Originally Posted by PontiacGTX
It is a synthethic benchmark it is quite a bit different to Dx11 games, even games which have overhead dont show it on all levels/maps, and some DX11 games dont have issues with DX11 draw calls limit at all
What I liked was hearing that 3DMark spokesperson claiming that the "driver" is responsible for the behavior we see in a DX12 benchmark. DX12 and Driver... let that sink-in.
This may be true for nVIDIA (due to their inclusion of static scheduling) but it most certainly is not as true for AMD (due to their hardware scheduling). Kollock stated the same thing regarding AMDs hardware scheduler).
It seems to me that optimizations are lacking for the AMD path (if there are actually separate AMD and nVIDIA paths to begin with). The programmer is the one responsible for "marking up" the tasks he/she wants executed in parallel (as the Microsoft sample code I shared shows and as Kollock explained). So if the programmer did not mark up many of these tasks for the AMD hardware then of course you are not going to receive all of the potential performance. A low amount of marked up work would fit well for nVIDIAs Pascal architecture but would end up under-utilizing GCN for the reasons I mentioned in a previous post (Pascal GPCs and Dynamic Load Balancing explanation).

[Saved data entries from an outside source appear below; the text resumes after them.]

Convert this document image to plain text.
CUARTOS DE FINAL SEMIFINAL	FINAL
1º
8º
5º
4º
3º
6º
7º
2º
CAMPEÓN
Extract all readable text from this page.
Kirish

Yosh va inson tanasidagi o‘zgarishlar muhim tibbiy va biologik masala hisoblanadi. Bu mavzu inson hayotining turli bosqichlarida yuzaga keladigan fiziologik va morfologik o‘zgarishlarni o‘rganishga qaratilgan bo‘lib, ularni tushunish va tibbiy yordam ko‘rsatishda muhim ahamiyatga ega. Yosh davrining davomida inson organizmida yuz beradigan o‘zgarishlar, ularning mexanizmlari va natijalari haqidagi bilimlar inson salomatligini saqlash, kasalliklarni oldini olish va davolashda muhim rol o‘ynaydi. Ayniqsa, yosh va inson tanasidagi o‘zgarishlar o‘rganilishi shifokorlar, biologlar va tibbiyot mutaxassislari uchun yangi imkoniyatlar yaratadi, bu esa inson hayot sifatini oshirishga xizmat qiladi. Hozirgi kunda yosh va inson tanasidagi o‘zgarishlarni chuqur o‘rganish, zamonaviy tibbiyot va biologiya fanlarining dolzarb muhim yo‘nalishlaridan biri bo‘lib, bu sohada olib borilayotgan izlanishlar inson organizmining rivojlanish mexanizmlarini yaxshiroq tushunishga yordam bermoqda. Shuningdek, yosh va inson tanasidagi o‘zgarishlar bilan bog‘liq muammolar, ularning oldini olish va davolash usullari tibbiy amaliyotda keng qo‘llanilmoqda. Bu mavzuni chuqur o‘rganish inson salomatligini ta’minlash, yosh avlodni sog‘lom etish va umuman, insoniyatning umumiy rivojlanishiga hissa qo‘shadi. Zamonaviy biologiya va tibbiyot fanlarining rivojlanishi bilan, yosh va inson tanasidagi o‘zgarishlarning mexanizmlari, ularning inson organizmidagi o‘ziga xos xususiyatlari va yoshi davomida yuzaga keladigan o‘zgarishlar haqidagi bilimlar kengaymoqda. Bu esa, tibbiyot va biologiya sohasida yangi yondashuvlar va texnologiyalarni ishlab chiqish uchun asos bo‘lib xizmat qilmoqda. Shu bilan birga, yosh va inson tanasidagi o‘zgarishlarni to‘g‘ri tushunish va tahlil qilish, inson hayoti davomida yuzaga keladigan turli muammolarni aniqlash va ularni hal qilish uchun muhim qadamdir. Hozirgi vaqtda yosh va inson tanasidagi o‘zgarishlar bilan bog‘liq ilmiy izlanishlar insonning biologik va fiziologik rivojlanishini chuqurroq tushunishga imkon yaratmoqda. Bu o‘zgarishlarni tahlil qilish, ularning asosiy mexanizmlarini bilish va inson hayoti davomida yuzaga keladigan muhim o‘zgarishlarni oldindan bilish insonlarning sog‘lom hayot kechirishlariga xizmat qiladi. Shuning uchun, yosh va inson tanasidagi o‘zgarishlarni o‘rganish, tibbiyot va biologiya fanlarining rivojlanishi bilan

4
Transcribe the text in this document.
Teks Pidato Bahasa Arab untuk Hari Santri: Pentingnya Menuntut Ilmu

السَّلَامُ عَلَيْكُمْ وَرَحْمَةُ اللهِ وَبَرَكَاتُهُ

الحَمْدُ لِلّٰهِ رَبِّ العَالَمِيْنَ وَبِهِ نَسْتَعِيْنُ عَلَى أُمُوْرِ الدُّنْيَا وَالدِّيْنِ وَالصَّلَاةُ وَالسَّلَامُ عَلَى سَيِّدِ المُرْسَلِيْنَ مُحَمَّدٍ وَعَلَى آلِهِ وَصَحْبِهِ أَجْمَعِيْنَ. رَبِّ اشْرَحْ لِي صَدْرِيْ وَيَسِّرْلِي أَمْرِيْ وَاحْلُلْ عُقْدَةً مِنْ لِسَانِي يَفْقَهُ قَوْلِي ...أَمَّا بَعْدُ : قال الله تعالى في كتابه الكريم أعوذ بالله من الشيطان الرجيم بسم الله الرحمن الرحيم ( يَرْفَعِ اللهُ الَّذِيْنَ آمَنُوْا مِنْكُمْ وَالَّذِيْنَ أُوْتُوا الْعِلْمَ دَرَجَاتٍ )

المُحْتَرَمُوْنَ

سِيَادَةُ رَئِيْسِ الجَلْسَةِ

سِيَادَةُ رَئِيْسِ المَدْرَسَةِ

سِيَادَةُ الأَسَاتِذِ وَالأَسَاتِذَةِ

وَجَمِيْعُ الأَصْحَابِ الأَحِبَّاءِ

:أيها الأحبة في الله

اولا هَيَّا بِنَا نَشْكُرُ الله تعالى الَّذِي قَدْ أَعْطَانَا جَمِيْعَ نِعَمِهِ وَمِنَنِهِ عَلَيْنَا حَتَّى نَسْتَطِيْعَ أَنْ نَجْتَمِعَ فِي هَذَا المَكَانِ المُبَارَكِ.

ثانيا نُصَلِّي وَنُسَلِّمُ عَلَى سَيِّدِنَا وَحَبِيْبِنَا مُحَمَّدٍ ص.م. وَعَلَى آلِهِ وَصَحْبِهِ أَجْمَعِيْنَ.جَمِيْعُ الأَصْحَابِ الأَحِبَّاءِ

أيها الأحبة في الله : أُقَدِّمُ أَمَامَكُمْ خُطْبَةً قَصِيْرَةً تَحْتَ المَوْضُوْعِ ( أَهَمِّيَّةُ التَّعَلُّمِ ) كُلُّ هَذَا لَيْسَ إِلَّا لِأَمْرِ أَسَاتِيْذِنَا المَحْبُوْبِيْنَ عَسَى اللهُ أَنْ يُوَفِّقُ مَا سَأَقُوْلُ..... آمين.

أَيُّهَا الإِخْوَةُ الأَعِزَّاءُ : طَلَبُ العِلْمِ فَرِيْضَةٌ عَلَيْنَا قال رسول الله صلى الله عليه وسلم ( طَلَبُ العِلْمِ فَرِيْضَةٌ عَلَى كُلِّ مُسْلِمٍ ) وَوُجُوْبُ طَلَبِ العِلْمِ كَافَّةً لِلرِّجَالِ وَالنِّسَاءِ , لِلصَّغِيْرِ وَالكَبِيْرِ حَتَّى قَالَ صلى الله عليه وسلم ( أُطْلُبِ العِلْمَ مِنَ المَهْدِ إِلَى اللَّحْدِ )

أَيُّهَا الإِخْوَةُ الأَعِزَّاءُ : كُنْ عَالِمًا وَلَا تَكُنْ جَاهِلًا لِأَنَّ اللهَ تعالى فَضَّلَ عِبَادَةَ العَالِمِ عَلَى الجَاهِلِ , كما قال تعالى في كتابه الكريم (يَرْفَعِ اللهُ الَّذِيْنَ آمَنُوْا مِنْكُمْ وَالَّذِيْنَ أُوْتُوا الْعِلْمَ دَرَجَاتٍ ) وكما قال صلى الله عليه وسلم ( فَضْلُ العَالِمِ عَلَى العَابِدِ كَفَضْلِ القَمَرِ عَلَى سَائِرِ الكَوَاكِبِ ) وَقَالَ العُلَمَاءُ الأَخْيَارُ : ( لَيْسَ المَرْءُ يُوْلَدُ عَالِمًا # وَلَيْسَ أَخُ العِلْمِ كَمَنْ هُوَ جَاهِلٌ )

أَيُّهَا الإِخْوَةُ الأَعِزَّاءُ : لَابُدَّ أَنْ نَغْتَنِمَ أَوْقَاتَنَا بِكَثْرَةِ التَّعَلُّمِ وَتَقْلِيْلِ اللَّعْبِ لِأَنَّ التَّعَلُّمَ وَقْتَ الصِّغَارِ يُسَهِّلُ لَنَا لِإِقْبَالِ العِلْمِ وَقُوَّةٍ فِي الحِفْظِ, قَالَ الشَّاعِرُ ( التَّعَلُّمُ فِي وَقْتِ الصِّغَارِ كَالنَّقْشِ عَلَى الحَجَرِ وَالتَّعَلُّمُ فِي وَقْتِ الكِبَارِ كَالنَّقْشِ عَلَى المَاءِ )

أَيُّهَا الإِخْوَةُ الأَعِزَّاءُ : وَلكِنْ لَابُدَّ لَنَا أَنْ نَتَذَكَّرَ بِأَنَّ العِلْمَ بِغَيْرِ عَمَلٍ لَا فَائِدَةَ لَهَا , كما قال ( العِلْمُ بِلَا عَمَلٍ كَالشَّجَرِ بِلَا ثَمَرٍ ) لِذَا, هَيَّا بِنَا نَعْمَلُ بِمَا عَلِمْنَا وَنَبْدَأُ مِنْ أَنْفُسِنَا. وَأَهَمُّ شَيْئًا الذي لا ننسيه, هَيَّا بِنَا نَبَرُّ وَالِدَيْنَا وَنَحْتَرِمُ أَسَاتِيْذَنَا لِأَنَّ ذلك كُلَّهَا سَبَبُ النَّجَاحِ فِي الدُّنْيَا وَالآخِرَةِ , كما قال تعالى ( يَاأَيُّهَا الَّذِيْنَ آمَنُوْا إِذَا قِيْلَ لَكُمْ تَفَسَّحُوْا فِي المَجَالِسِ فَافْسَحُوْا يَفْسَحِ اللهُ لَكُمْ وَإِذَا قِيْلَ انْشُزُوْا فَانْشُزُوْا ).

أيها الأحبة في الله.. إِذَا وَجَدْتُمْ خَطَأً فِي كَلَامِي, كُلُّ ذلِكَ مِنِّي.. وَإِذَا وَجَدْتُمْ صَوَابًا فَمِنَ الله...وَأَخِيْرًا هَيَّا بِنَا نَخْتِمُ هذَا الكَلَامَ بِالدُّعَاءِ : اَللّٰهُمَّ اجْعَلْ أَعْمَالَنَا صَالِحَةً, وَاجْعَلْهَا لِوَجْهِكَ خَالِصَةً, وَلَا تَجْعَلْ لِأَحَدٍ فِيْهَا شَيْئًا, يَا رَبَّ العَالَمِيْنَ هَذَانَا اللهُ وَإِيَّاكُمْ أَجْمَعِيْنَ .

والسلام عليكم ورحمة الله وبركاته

All of the games we have seen "mark up" a lot more work to be executed in parallel than what 3DMark stated with their "10-20%" claim. It seems to me that 3DMark should have gone for 40% of a frame being executed in parallel for AMD (which is what AotS does) and stuck to 10-20% for nVIDIA. That way they would have two perfectly optimized paths for both architectures. This is how games are being programmed (like Ashes of the Singularity) with separate optimized paths for both AMD and nVIDIA. The kicker is that it is nVIDIAs driver which is responsible for handling the scheduling of such tasks to the nVIDIA hardware. This means that nVIDIA would incur a larger CPU overhead (as we have seen under AotS). We also see that this will be the case for nVIDIA hardware under Doom Vulkan as absent Asynchronous Compute + Graphics... the nVIDIA hardware is tied with the AMD hardware in terms of CPU overhead. Once the Async path is implemented... nVIDIAs CPU overhead will be higher as I had mentioned in my initial coverage of nVIDIAs Async Compute capabilities.
We will likely end up with a version of 3DMark which will not at all represent the performance we will be seeing in upcoming DX12 titles for AMD. I think that the nVIDIA performance is perfectly optimized though... so what we see in 3DMark perfectly highlights what we can expect from Pascal.
As for Maxwell... when Async Compute is enabled... we should be seeing a drop in performance due to the GPU stalls caused by the fences. Even if the nVIDIA driver says "No Async Compute" the fences remain. This is what Kollock mentioned and what we have seen thus far in actual games making use of the technology.